Man-made and natural disasters are constantly occurring around us. Some we can control quite easily while others literally shake the foundations of our earth. As economies around the world continually become more tightly knit together with supply chains being forged, these events challenge the stability of businesses and ultimately individual lives. Without a good disaster preparedness and recovery plan, critical businesses can become the weak link in the chain and have far reaching effects.
One of the departments I am responsible for at IQMS handles system administration support for customers using EnterpriseIQ. We receive a variety of queries and requests that range from how to install a specific component to "HELP!!! Our system is down." System down events, because of their rare occurrence, are difficult situations in themselves when trying to determine what might have gone wrong, why it happened and how to correct it. The situation doesn't get any easier when we ask about their backups and we hear the customer respond,
"Backup?? What backup? I'm not sure if we have a backup."

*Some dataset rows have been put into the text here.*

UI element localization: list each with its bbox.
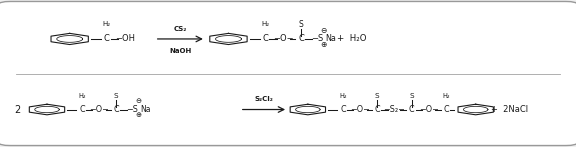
Text: +  2NaCl: + 2NaCl xyxy=(491,105,528,114)
Text: S₂Cl₂: S₂Cl₂ xyxy=(255,96,274,102)
Text: ⊕: ⊕ xyxy=(135,112,141,118)
Text: C: C xyxy=(374,105,380,114)
Text: S: S xyxy=(299,20,304,29)
Text: C: C xyxy=(104,34,109,44)
Text: −O−: −O− xyxy=(419,105,438,114)
Text: CS₂: CS₂ xyxy=(173,26,187,32)
Text: S: S xyxy=(375,93,380,99)
Text: −O−: −O− xyxy=(350,105,370,114)
Text: H₂: H₂ xyxy=(339,93,347,99)
Text: −O−: −O− xyxy=(89,105,109,114)
Text: −O−: −O− xyxy=(273,34,294,44)
Text: C: C xyxy=(444,105,449,114)
Text: H₂: H₂ xyxy=(442,93,450,99)
Text: +  H₂O: + H₂O xyxy=(338,34,367,44)
Text: ⊖: ⊖ xyxy=(320,26,327,35)
Text: 2: 2 xyxy=(14,105,20,115)
Text: C: C xyxy=(113,105,119,114)
Text: C: C xyxy=(79,105,85,114)
Text: H₂: H₂ xyxy=(78,93,86,99)
Text: ⊖: ⊖ xyxy=(135,98,141,104)
Text: Na: Na xyxy=(325,34,336,44)
Text: −S: −S xyxy=(126,105,138,114)
Text: −S: −S xyxy=(312,34,324,44)
Text: C: C xyxy=(298,34,304,44)
Text: C: C xyxy=(409,105,415,114)
Text: −S₂−: −S₂− xyxy=(383,105,405,114)
Text: H₂: H₂ xyxy=(262,21,270,27)
Text: ⊕: ⊕ xyxy=(320,40,327,49)
Text: Na: Na xyxy=(140,105,150,114)
Text: S: S xyxy=(114,93,119,99)
Text: C: C xyxy=(263,34,268,44)
Text: C: C xyxy=(340,105,346,114)
Text: −OH: −OH xyxy=(115,34,135,44)
Text: NaOH: NaOH xyxy=(169,48,191,54)
Text: S: S xyxy=(410,93,414,99)
Text: H₂: H₂ xyxy=(103,21,111,27)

Fortunately for the majority of our customers, our team has been able to either recover the database or rely on the automated backup process IQMS puts in place when customers are installed.
Another situation we have encountered is the customer who confidently states that they have a backup, but when we go to access that backup, we find that it is either invalid because of file corruption or that it is years old. In one situation, a customer had backups being compressed and moved off server on a daily basis using a typical batch file process. Everything at the endpoint seemed fine with files being tagged and dated as expected. What they did not realize was that the actual export of the database was not happening. The backup that was being captured and moved was the same file for almost two years (one would think that the file size staying the same might have hinted that something was wrong). Fortunately in this case, the customer was not in a down situation but had needed the backup to do some troubleshooting.
These two situations should make it clear that without a disaster recovery policy in place, unplanned events can easily cripple a company relying on any computer system for accurate and timely information regarding their business processes. No matter the size of the company or quality of the IT department (if one even exists), there needs to be a point of responsibility to ensure continued operation within reasonable and defined constraints. At a minimum this would entail the following:
1. Identify an entity or entities who will be responsible for
carrying out a disaster recovery plan
2. Evaluate and classify critical components
3. Determine what exposure these components represent to the
company's daily operation if they fail
4. Implement processes to adequately protect the failure
points
5. Continually test the recovery process to identify gaps and
validate fulfillment of goals
These basic steps can go a long way to providing a foundation where none may currently be in place. There are many resources for more formalized processes. Some can be daunting in the scope of what they cover, but all have good information that can be used and shaped into something that can work for any business. A quick search on Google with the term "disaster recovery" turned up definitions, blogs, organizations, journals and government sites discussing processes and services for putting a plan in place.
If there is anything to take away from this blog post, I would hope that it would be: Do something. Companies need to take action regarding the health and well-being of the critical data and processes that are needed to run everyday business, no matter how large or small they are. The cost of not doing so could mean "GAME OVER."
I would love to hear from anyone who has had a system down emergency. What processes did you have in place to recover your critical data?